Conclusions: DMF-treated patients mount an immune response to recall, neoantigens, and T-cell-independent antigens, which was comparable with that of IFN-treated patients and provided adequate seroprotection.

Clinicaltrialsgov identifier: NCT02097849.

Classification of evidence: This study provides Class II evidence that patients with RRMS treated with DMF respond to vaccinations comparably with IFN-treated patients.

Figure 1. Responder rates of patients at 4 weeks compared with prevaccinated levels

Responder rates of patients with a (A) ≥2- and (B) ≥4-fold rise in immunoglobulin G titers at 4 weeks compared with prevaccinated levels. The mean responder rate is shown; error bars indicate SE. BID = twice daily; CI = confidence interval; DMF = delayed-release dimethyl fumarate; IFN = interferon.

Figure 2. Individual antibody titers at day 1 and week 4

Antibody titers were assessed for (A) tetanus antitoxoid, (B) Diphtheria antitoxoid, (C) Pneumococcal serotype 3, (D) Pneumococcal serotype 8, and (E) Meningococcal serotype C. BID = twice daily; DMF = delayed-release dimethyl fumarate; IFN = interferon.

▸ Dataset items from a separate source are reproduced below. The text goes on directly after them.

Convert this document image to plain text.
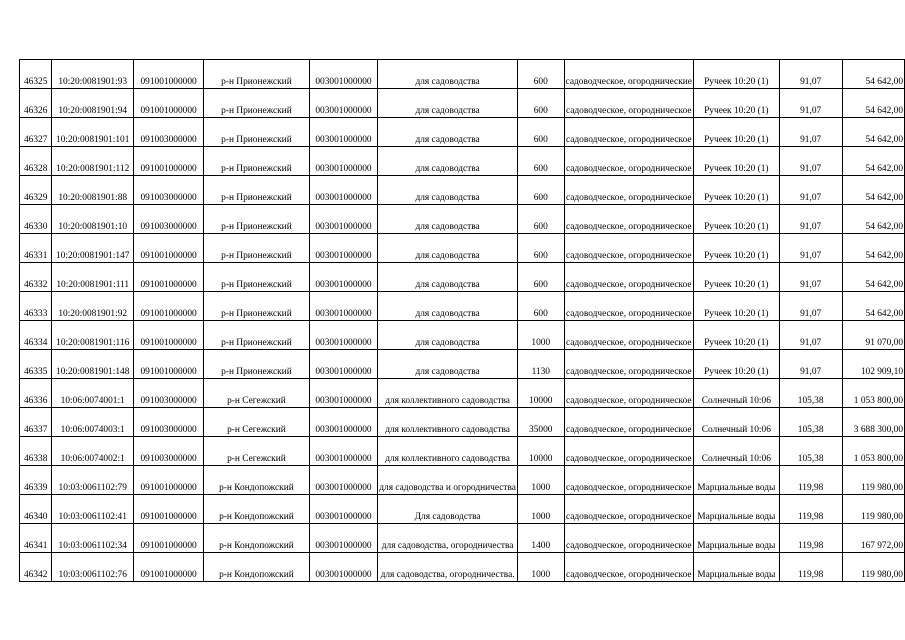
46325	10:20:0081901:93	091001000000	р-н Прионежский	003001000000	для садоводства	600	садоводческое, огороднические	Ручеек 10:20 (1)	91,07	54 642,00
46326	10:20:0081901:94	091001000000	р-н Прионежский	003001000000	для садоводства	600	садоводческое, огородническое	Ручеек 10:20 (1)	91,07	54 642,00
46327	10:20:0081901:101	091003000000	р-н Прионежский	003001000000	для садоводства	600	садоводческое, огородническое	Ручеек 10:20 (1)	91,07	54 642,00
46328	10:20:0081901:112	091001000000	р-н Прионежский	003001000000	для садоводства	600	садоводческое, огородническое	Ручеек 10:20 (1)	91,07	54 642,00
46329	10:20:0081901:88	091003000000	р-н Прионежский	003001000000	для садоводства	600	садоводческое, огородническое	Ручеек 10:20 (1)	91,07	54 642,00
46330	10:20:0081901:10	091003000000	р-н Прионежский	003001000000	для садоводства	600	садоводческое, огородническое	Ручеек 10:20 (1)	91,07	54 642,00
46331	10:20:0081901:147	091001000000	р-н Прионежский	003001000000	для садоводства	600	садоводческое, огородническое	Ручеек 10:20 (1)	91,07	54 642,00
46332	10:20:0081901:111	091001000000	р-н Прионежский	003001000000	для садоводства	600	садоводческое, огородническое	Ручеек 10:20 (1)	91,07	54 642,00
46333	10:20:0081901:92	091001000000	р-н Прионежский	003001000000	для садоводства	600	садоводческое, огородническое	Ручеек 10:20 (1)	91,07	54 642,00
46334	10:20:0081901:116	091001000000	р-н Прионежский	003001000000	для садоводства	1000	садоводческое, огородническое	Ручеек 10:20 (1)	91,07	91 070,00
46335	10:20:0081901:148	091001000000	р-н Прионежский	003001000000	для садоводства	1130	садоводческое, огородническое	Ручеек 10:20 (1)	91,07	102 909,10
46336	10:06:0074001:1	091003000000	р-н Сегежский	003001000000	для коллективного садоводства	10000	садоводческое, огородническое	Солнечный 10:06	105,38	1 053 800,00
46337	10:06:0074003:1	091003000000	р-н Сегежский	003001000000	для коллективного садоводства	35000	садоводческое, огородническое	Солнечный 10:06	105,38	3 688 300,00
46338	10:06:0074002:1	091003000000	р-н Сегежский	003001000000	для коллективного садоводства	10000	садоводческое, огородническое	Солнечный 10:06	105,38	1 053 800,00
46339	10:03:0061102:79	091001000000	р-н Кондопожский	003001000000	для садоводства и огородничества	1000	садоводческое, огородническое	Марциальные воды	119,98	119 980,00
46340	10:03:0061102:41	091001000000	р-н Кондопожский	003001000000	Для садоводства	1000	садоводческое, огородническое	Марциальные воды	119,98	119 980,00
46341	10:03:0061102:34	091001000000	р-н Кондопожский	003001000000	для садоводства, огородничества	1400	садоводческое, огородническое	Марциальные воды	119,98	167 972,00
46342	10:03:0061102:76	091001000000	р-н Кондопожский	003001000000	для садоводства, огородничества.	1000	садоводческое, огородническое	Марциальные воды	119,98	119 980,00
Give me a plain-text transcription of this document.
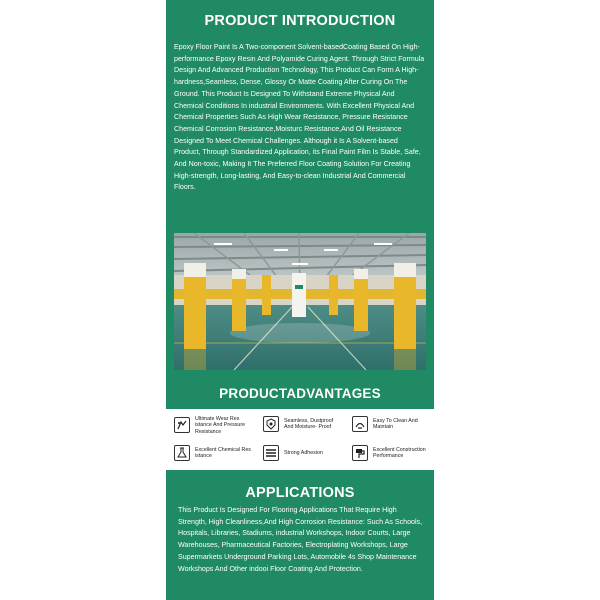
PRODUCT INTRODUCTION
Epoxy Floor Paint Is A Two-component Solvent-basedCoating Based On High-performance Epoxy Resin And Polyamide Curing Agent. Through Strict Formula Design And Advanced Production Technology, This Product Can Form A High-hardness,Seamless, Dense, Glossy Or Matte Coating After Curing On The Ground. This Product Is Designed To Withstand Extreme Physical And Chemical Conditions In industrial Environments. With Excellent Physical And Chemical Properties Such As High Wear Resistance, Pressure Resistance Chemical Corrosion Resistance,Moisturc Resistance,And Oil Resistance Designed To Meet Chemical Challenges. Although it Is A Solvent-based Product, Through Standardized Application, its Final Paint Film Is Stable, Safe, And Non-toxic, Making It The Preferred Floor Coating Solution For Creating High-strength, Long-lasting, And Easy-to-clean Industrial And Commercial Floors.
PRODUCTADVANTAGES
Ultimate Wear Res istance And Pressure Resistance
Seamless, Dustproof And Moisture- Proof
Easy To Clean And Maintain
Excellent Chemical Res istance
Strong Adhesion
Excellent Construction Performance
APPLICATIONS
This Product Is Designed For Flooring Applications That Require High Strength, High Cleanliness,And High Corrosion Resistance: Such As Schools, Hospitals, Libraries, Stadiums, industrial Workshops, Indoor Courts, Large Warehouses, Pharmaceutical Factories, Electroplating Workshops, Large Supermarkets Underground Parking Lots, Automobile 4s Shop Maintenance Workshops And Other indooi Floor Coating And Protection.
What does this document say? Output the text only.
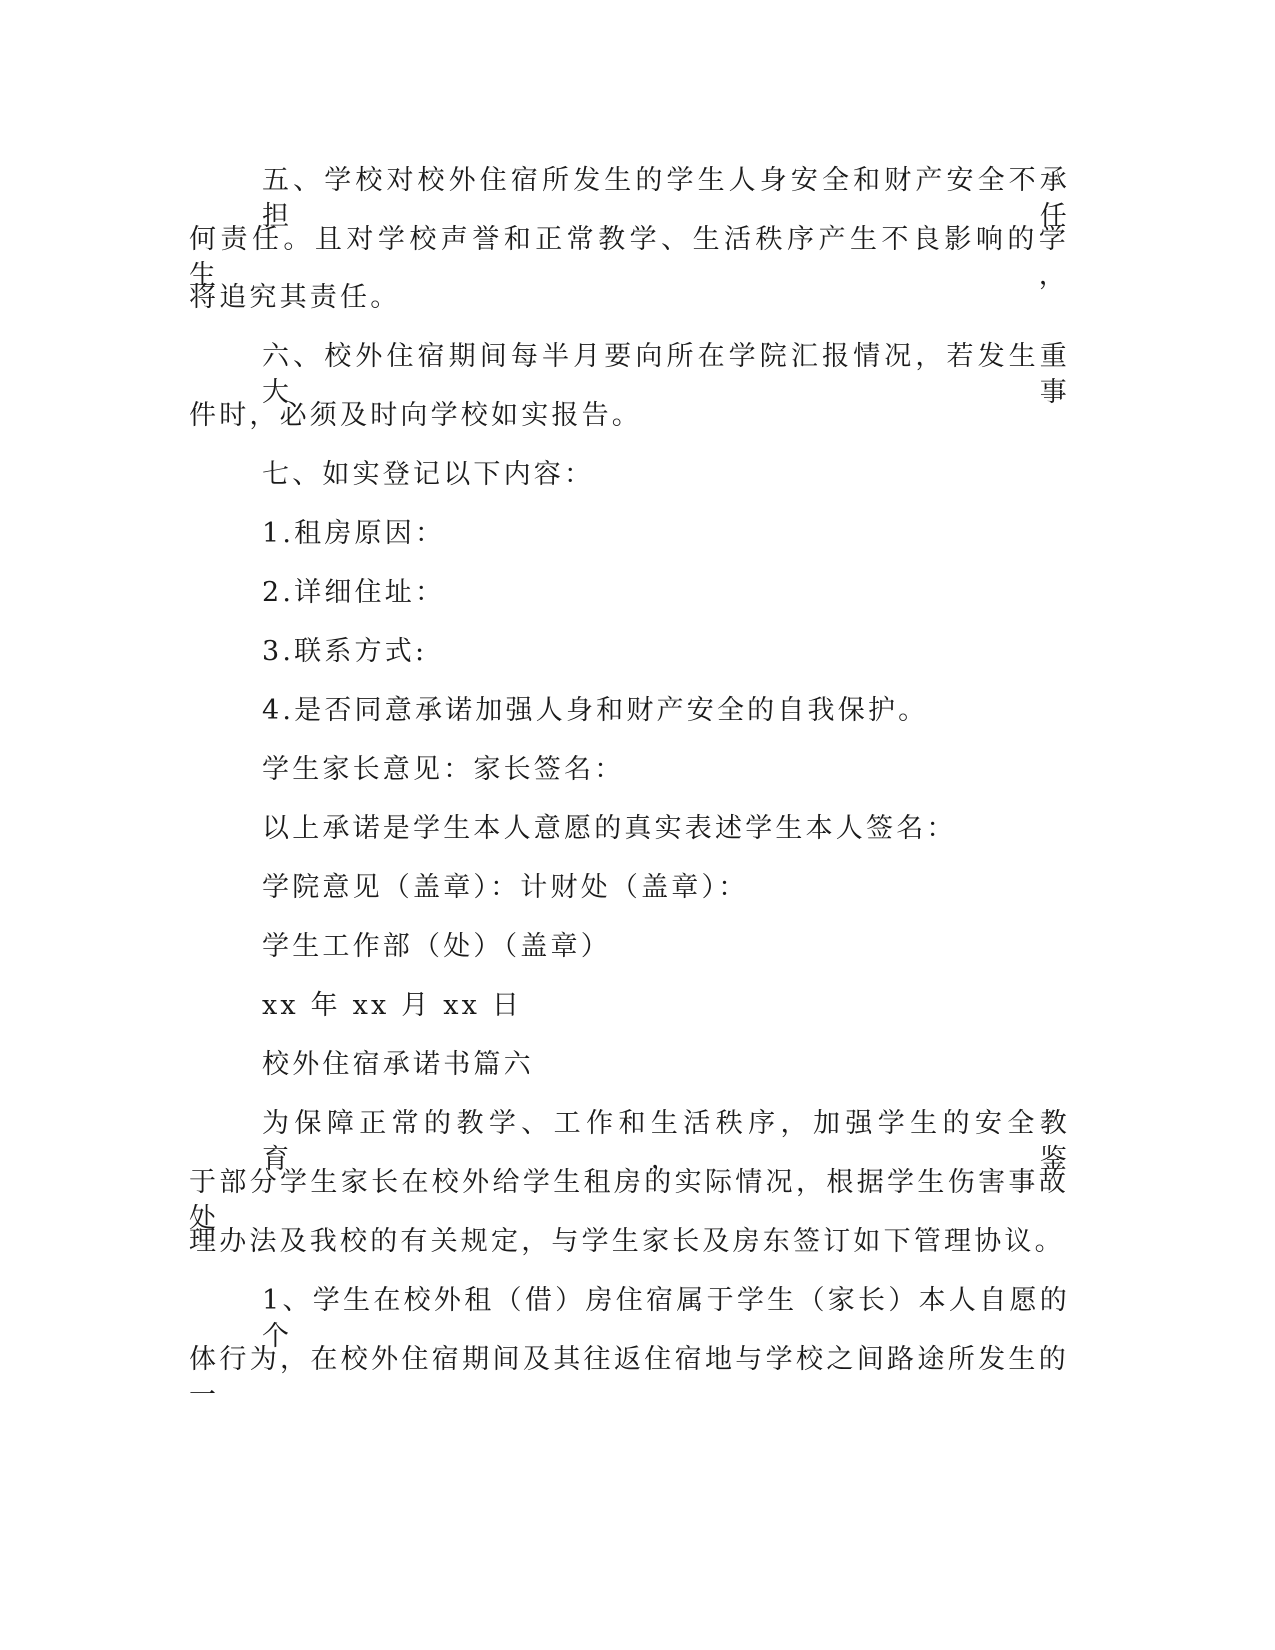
五、学校对校外住宿所发生的学生人身安全和财产安全不承担任
何责任。且对学校声誉和正常教学、生活秩序产生不良影响的学生，
将追究其责任。
六、校外住宿期间每半月要向所在学院汇报情况，若发生重大事
件时，必须及时向学校如实报告。
七、如实登记以下内容：
1.租房原因：
2.详细住址：
3.联系方式:
4.是否同意承诺加强人身和财产安全的自我保护。
学生家长意见：家长签名：
以上承诺是学生本人意愿的真实表述学生本人签名：
学院意见（盖章）：计财处（盖章）：
学生工作部（处）（盖章）
xx 年 xx 月 xx 日
校外住宿承诺书篇六
为保障正常的教学、工作和生活秩序，加强学生的安全教育，鉴
于部分学生家长在校外给学生租房的实际情况，根据学生伤害事故处
理办法及我校的有关规定，与学生家长及房东签订如下管理协议。
1、学生在校外租（借）房住宿属于学生（家长）本人自愿的个
体行为，在校外住宿期间及其往返住宿地与学校之间路途所发生的一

Figure 3. Geometric mean titer ratio and seroprotection at week 4

(A) Geometric mean titer ratio and (B) seroprotection at week 4. All patients entering the study had protective levels against diphtheria. The protective level was based on American Academy of Allergy, Asthma & Immunology guidance for diagnostic vaccines; it is an active area of research. Protective levels were 0.15 IU/mL for tetanus, 0.01 IU/mL for diphtheria, 1.3 μg/mL for pneumococcal serotypes 3 and 8, and 2.0 μg/mL for meningococcal serogroup C. The proportion of patients with protective antibody titers/number of patients in the group is shown. BID = twice daily; DMF = delayed-release dimethyl fumarate; IFN = interferon.